Pendant ses études postdoctorales en Allemagne, le professeur-chercheur à la FMSS de l'Université de Sherbrooke, Kevin Whittingstall, voyait plusieurs cerveaux post mortem passer au laboratoire dans lequel il travaillait. Pour lui, il était évident que les petits vaisseaux sanguins étaient modifiés par soit une commotion cérébrale ou bien la maladie d'Alzheimer par exemple.
« Je me suis dit qu'il devait exister des outils pour quantifier ces vaisseaux sanguins dans un humain vivant, a expliqué le principal intéressé ce matin lors du dévoilement du projet. C'est là que je me suis aperçu que ça n'existait pas. Quand on m'a engagé ici en 2011, j'avais comme vue globale de commencer à quantifier la position, la structure et la morphologie de ces petits vaisseaux sanguins. J'ai donc recruté une équipe avec plein de gens qualifiés pour faire ce travail. »

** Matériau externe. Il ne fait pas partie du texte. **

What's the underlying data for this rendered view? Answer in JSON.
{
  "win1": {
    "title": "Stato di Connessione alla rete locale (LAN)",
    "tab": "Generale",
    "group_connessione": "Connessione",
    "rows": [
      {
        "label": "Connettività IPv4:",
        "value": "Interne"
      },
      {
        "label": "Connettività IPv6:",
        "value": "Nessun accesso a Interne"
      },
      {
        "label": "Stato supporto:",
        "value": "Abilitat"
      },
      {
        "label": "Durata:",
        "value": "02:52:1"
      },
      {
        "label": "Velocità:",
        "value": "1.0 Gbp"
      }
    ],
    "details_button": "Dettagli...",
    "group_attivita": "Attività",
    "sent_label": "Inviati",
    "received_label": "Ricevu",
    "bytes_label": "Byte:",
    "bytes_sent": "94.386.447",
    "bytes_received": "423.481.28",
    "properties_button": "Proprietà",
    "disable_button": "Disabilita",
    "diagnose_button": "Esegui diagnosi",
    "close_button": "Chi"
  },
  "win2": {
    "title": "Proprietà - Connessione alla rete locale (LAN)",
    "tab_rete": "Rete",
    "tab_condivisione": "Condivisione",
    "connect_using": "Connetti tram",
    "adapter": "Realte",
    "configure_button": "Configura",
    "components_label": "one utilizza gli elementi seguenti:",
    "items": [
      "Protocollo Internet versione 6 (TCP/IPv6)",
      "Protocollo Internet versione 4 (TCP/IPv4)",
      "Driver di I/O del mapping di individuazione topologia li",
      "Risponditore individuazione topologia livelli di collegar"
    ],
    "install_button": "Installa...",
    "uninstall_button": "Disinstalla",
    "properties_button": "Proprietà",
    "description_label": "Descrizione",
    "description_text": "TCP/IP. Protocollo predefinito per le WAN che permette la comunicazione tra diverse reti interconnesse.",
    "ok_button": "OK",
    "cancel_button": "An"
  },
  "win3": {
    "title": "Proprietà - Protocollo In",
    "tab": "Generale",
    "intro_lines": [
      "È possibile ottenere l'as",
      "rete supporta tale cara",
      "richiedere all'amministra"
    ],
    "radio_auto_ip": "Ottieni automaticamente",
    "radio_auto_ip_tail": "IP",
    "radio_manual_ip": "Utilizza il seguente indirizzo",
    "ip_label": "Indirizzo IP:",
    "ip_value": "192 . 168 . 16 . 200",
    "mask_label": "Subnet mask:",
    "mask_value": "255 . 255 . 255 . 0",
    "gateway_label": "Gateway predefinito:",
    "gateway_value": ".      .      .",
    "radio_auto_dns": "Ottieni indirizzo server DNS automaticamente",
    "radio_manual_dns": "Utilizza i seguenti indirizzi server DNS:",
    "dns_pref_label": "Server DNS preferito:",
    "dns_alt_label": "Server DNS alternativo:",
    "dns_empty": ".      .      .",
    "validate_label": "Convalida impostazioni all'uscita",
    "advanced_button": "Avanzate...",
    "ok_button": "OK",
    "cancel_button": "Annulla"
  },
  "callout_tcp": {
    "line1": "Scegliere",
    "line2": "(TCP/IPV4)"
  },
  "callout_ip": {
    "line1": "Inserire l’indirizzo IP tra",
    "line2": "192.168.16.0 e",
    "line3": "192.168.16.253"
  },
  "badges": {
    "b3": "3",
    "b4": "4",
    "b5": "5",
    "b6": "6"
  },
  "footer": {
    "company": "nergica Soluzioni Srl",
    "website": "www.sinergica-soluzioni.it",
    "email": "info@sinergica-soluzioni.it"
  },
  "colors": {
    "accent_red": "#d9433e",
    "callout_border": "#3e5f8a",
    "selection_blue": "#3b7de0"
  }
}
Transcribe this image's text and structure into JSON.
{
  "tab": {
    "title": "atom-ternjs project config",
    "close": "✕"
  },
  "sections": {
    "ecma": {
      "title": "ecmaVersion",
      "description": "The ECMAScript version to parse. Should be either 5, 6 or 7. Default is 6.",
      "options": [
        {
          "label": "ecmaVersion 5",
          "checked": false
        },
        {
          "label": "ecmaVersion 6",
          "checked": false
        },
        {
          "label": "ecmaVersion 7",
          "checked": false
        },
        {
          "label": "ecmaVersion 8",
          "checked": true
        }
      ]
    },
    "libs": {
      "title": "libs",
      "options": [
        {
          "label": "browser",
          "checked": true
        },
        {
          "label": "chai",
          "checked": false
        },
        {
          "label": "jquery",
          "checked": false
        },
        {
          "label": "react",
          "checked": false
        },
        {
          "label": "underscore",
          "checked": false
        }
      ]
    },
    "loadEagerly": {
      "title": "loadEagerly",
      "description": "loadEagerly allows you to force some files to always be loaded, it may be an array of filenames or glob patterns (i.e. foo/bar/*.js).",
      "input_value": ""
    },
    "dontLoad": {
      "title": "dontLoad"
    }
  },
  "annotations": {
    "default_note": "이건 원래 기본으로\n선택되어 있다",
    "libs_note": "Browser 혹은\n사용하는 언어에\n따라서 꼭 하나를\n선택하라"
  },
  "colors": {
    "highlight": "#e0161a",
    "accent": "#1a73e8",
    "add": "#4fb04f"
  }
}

Le professeur-chercheur Whittingstall a mis plusieurs années à développer des techniques non invasives d'imagerie pour visualiser la structure et le fonctionnement du cerveau humain. Aujourd'hui, son étudiant au doctorat, Michaël Bernier, qui est maintenant chercheur postdoctoral à la Harvard Medical School, a dévoilé son outil informatique de segmentation révolutionnaire, lequel est un atlas comprenant une banque d'images des vaisseaux sanguins cérébraux chez des humains sains servant de référence pour cibler des altérations chez des personnes atteintes de dégénérescence d'origine vasculaire.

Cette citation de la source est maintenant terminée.